Have you heard of Khan Academy? Sal Khan started the organization in the belief that people could learn by watching short, targeted videos online. Subjects run the gamut: from algebra to art history to the principles of banking to taking the SAT. He began by remotely tutoring his cousin in 2004 and created videos to help other cousins, and now the Academy catalog includes more than 2,700 recordings.
Khan Academy exemplifies one new option librarians can consider for professional development. It is also a good example of the positive effects the web, video, and interactive content are having on learning in the second decade of the 21st century. In other words, at least some of the people who use YouTube are not just watching cats getting stuck in ceiling fans.
Get out your sash
YALSA is collaborating on the Badges for Lifelong Learning project, an initiative of Mozilla, the John D. and Catherine T. MacArthur Foundation, and HASTAC (Humanities, Arts, Science, and Technology Advanced Collaboratory). Its goal is to connect education-focused organizations with technology companies so they can develop badge-learning systems together. A $75,000 grant announced March 1 at the Digital Media and Learning Competition in San Francisco will enable YALSA to launch a curriculum that awards badges in order to encourage and facilitate professional development for those working with teens. The curriculum is based on YALSA’s Competencies.
YALSA’s proposed badge-earning activities include, one, creating a Pinterest board to market a collection and, two, publishing a survey that uncovers the specific needs and interests of a community’s teens. Learners who earn badges as a part of this project can embed them in social profiles, in email signatures, on résumés, and so on.
What else is out there?
If you are interested in web-based professional development, you may consider the following:
- The newly launched YALSA Academy. This YouTube channel has videos that help those working with teens learn how to use Twitter, provide good teen customer service, run a mock Printz Award program, and much more. Each video is 3–7 minutes long and relevant for library staff members not specifically tasked with working with teens and those new to teen services.
- In mid-January Apple announced an update to iTunes University, a resource for locating and downloading courses from a wide array of educational institutions. The current catalog includes such courses as social science, teaching and education, and fine arts. I downloaded to my iPad what had been a face-to-face 2011 Stamford course on iPad and iPhone app development. I now have access to videos, lecture, and slides and can learn something I haven’t had a chance to learn previously, all in the comfort of my office or home.

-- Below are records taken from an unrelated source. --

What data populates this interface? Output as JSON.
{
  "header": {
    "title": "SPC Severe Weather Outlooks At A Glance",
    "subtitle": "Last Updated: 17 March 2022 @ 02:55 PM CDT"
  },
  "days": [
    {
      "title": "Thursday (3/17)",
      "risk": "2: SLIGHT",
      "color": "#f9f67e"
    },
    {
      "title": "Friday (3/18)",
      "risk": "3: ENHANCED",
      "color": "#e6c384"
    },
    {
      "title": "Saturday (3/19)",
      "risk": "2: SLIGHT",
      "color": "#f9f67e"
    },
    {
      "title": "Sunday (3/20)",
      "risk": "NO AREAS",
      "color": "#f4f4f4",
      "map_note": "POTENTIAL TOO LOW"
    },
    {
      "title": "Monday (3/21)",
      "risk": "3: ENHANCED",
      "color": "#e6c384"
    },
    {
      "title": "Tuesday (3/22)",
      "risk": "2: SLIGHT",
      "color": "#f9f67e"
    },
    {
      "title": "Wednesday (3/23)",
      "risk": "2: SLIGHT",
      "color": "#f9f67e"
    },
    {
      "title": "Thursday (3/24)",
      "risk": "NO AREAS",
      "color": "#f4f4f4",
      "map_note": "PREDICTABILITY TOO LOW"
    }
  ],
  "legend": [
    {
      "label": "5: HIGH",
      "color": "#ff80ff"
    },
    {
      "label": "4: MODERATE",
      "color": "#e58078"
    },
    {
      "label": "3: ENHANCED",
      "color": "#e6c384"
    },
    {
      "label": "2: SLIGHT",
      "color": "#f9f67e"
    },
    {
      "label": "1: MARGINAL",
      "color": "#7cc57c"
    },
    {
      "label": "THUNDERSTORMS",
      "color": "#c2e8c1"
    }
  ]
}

- P2PU (Peer to Peer University) takes an informal, collaborative approach to learning. Anyone can start a course or a discussion group at P2PU and invite others to join as either a student or instructor. It’s also possible to join courses and discussions already underway. The course listing is growing, and there is an education area with archived courses from 2011 and new courses launching in March 2012.
Using the web and other interactive resources often present quick bites of information and make professional development much easier than in the days when Scouts were the only ones collecting merit badges.
LINDA W. BRAUN is educational technology consultant for LEO: Librarians and Educators Online and a past president of ALA’s Young Adult Library Services Association.
What If Tweens and Teens Want to Learn Virtually?
Adults aren’t the only ones that can expand their learning using online and mobile resources. Check out some of what’s available for tweens and teens.
The world of apps grows daily and much of what’s accessible is just right for tweens and teens who want to learn something for school or as a part of a personal interest. Check out the Apple App Store or the Android Marketplace for those topics that lend themselves to learning in an interactive mobile environment. Perhaps a manga loving youth customer wants to learn Japanese, you can find an app for that that includes interactive components. What about that tween or teen customer that can’t find enough information on their favorite TV show? There’s probably an app for that with lots of extra content including video interviews, photos, and inside scoop.
Using this site’s “X-Ray Googles,” young people get a chance to see the code behind a website and hack that code so to understand what’s going on behind the scenes. As the About section of the Hackasaurus website states, “Hackasaurus helps tweens move from digital consumers to active producers, seeing the web as something they can actively shape, remix, and make better.” Sponsored by the Mozilla Foundation, Hackasaurus is an excellent way to give tweens and teens the chance to problem-solve and think critically about the world of the web and how they use it.
The iTunes U app and content is far from being just for adults. Lessons include K–12 oriented content with materials available from schools around the country. If a teen wants to learn about creative writing there’s a course for that, or if there’s an interest in filmmaking there’s a course for that too. Tweens and teens can check out what’s available to extend their access on topics of interest beyond what might be available in a library’s physical or virtual stacks.